Arslan Binbaşımızı da Sarpkaya  Uzman Çavuşumuzu da   kahpece şehit ettiler.

Bu kahpeliklerin sonu gelecek mi?.. Elbette gelecek.Kökleri kuruyacak.

Malazgirt’te şehit düşen Arslan Kulaksız Binbaşımızın yakın silah arkadaşları ile konuştum. İnsan canlısı, insan sevgisi ile dolu biri olduğundan başlayıp nice başarılarını, kahramanlıklarını anlattılar. Arslanımızın, silah arkadaşlarının  Malazgirt’in  Türk tarihindeki yerine dikkat  çekip  ortak cümlesi şuydu;

“Bin yıldır hüküm sürdüğümüz bu toprakları şehit vere vere koruduk. Yine veririz”.

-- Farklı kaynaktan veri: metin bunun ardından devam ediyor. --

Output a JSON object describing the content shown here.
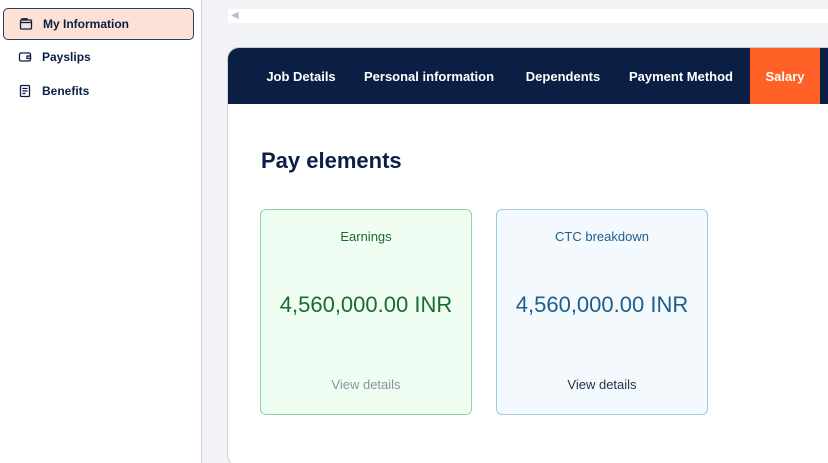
{
  "sidebar": {
    "items": [
      {
        "label": "My Information",
        "icon": "folder-icon",
        "active": true
      },
      {
        "label": "Payslips",
        "icon": "wallet-icon",
        "active": false
      },
      {
        "label": "Benefits",
        "icon": "document-list-icon",
        "active": false
      }
    ]
  },
  "tabs": [
    {
      "label": "Job Details",
      "active": false
    },
    {
      "label": "Personal information",
      "active": false
    },
    {
      "label": "Dependents",
      "active": false
    },
    {
      "label": "Payment Method",
      "active": false
    },
    {
      "label": "Salary",
      "active": true
    }
  ],
  "main": {
    "section_title": "Pay elements",
    "cards": [
      {
        "label": "Earnings",
        "amount": "4,560,000.00 INR",
        "link": "View details"
      },
      {
        "label": "CTC breakdown",
        "amount": "4,560,000.00 INR",
        "link": "View details"
      }
    ]
  },
  "colors": {
    "navy": "#0b1f44",
    "accent_orange": "#ff6126",
    "active_sidebar_bg": "#fde1d6",
    "earnings_green": "#1b6b2c",
    "ctc_blue": "#1d5f8c"
  }
}
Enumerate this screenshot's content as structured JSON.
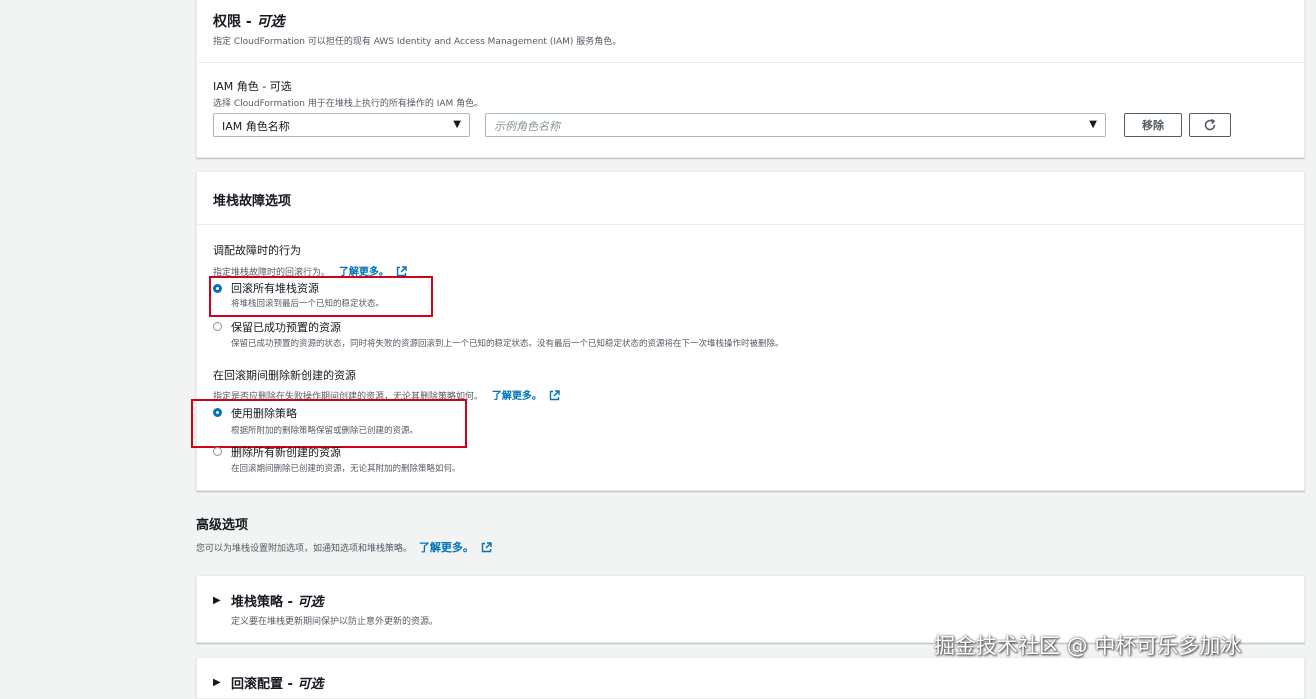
{
  "permissions": {
    "title": "权限 -",
    "title_optional": "可选",
    "description": "指定 CloudFormation 可以担任的现有 AWS Identity and Access Management (IAM) 服务角色。",
    "iam_role_label": "IAM 角色 - 可选",
    "iam_role_description": "选择 CloudFormation 用于在堆栈上执行的所有操作的 IAM 角色。",
    "role_type_select_value": "IAM 角色名称",
    "role_name_placeholder": "示例角色名称",
    "remove_button": "移除"
  },
  "failure_options": {
    "title": "堆栈故障选项",
    "provisioning_label": "调配故障时的行为",
    "provisioning_desc": "指定堆栈故障时的回滚行为。",
    "learn_more": "了解更多。",
    "rollback_all": {
      "label": "回滚所有堆栈资源",
      "desc": "将堆栈回滚到最后一个已知的稳定状态。",
      "selected": true
    },
    "preserve": {
      "label": "保留已成功预置的资源",
      "desc": "保留已成功预置的资源的状态，同时将失败的资源回滚到上一个已知的稳定状态。没有最后一个已知稳定状态的资源将在下一次堆栈操作时被删除。",
      "selected": false
    },
    "delete_label": "在回滚期间删除新创建的资源",
    "delete_desc": "指定是否应删除在失败操作期间创建的资源，无论其删除策略如何。",
    "use_deletion_policy": {
      "label": "使用删除策略",
      "desc": "根据所附加的删除策略保留或删除已创建的资源。",
      "selected": true
    },
    "delete_all_new": {
      "label": "删除所有新创建的资源",
      "desc": "在回滚期间删除已创建的资源，无论其附加的删除策略如何。",
      "selected": false
    }
  },
  "advanced": {
    "title": "高级选项",
    "description": "您可以为堆栈设置附加选项，如通知选项和堆栈策略。",
    "learn_more": "了解更多。",
    "stack_policy": {
      "title": "堆栈策略 -",
      "title_optional": "可选",
      "description": "定义要在堆栈更新期间保护以防止意外更新的资源。"
    },
    "rollback_config": {
      "title": "回滚配置 -",
      "title_optional": "可选"
    }
  },
  "watermark": "掘金技术社区 @ 中杯可乐多加冰",
  "colors": {
    "accent": "#0073bb",
    "highlight": "#d0021b",
    "page_background": "#f2f3f3"
  },
  "icons": [
    "external-link-icon",
    "refresh-icon",
    "caret-down-icon",
    "caret-right-icon"
  ]
}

Şemdinli’de  Ziya Sarpkaya Uzman Çavuşumuz, ATM’den para çekerken babası ile telefonda konuşuyordu, kahpeler arkadan  kafasına sıktılar. Evlat şehit olurken baba telefonda yıkıldı.

Peş peşe gelen saldırılar verilen şehitlerle askerin acısı çok büyük. Fakat pisliği kurutma azminde bir milim şaşma yok. İrade daha da çelikleniyor...

Köprüleri uçuruyorlar,ambulansları tarıyorlar. Doktorlara,hemşirelere,ebelere,kamu görevlilerine saldırıyorlar. Can verirken son çare devlet ile halkın bağını kopartmak maksadıyla çırpınıyorlar.

Defalarca  yazdım ama yine belirtmek  istiyorum; Bu olup bitenlerin baş sorumlusu 13 yıllık AKP iktidarıdır.  “Çözüm süreci”  ile birlikte PKK’lı hainleri dağdan şehirlere, ilçe merkezlerine kadar indirdiler. Dağda sıkışan it sürüsü, şehir eşkıyası oldu. Şehir ve ilçelerde tüm hakimiyeti sağladı. KCK operasyonlarını sona erdirdiler. Arkasından, cemaatle girdikleri kavga yüzünden makas değiştirip  “orduya da KCK’ya da kumpas kuruldu” deyip gaflet ve delalet içinde  ateşle oynamaktan geri durmadılar. KCK’lıları birer birer hapisten salıverirken  toplumun gözünü boyamak için sanki o şerefli Türk askerlerini içeri atan kumpasın ortağı değillermiş gibi yaptılar. Tüm uyarılara aldırmadılar. Devletin tüm kırmızı raporlarını sumen altı ettiler. KCK daha da şımardı,şehir merkezlerinde daha güçlü hale geldi. Her türlü eleman ve silah yığınağını yaptı. Şimdi ordu şer inlerini vururken hainler de şehir merkezlerinde eylem yapıyor, arkadan vuruyor. Bu, Ankara’nın risk hesaplamasında olan bir durum. Fakat,mücadeleden taviz verme gibi bir düşünce kırıntısı bile yok.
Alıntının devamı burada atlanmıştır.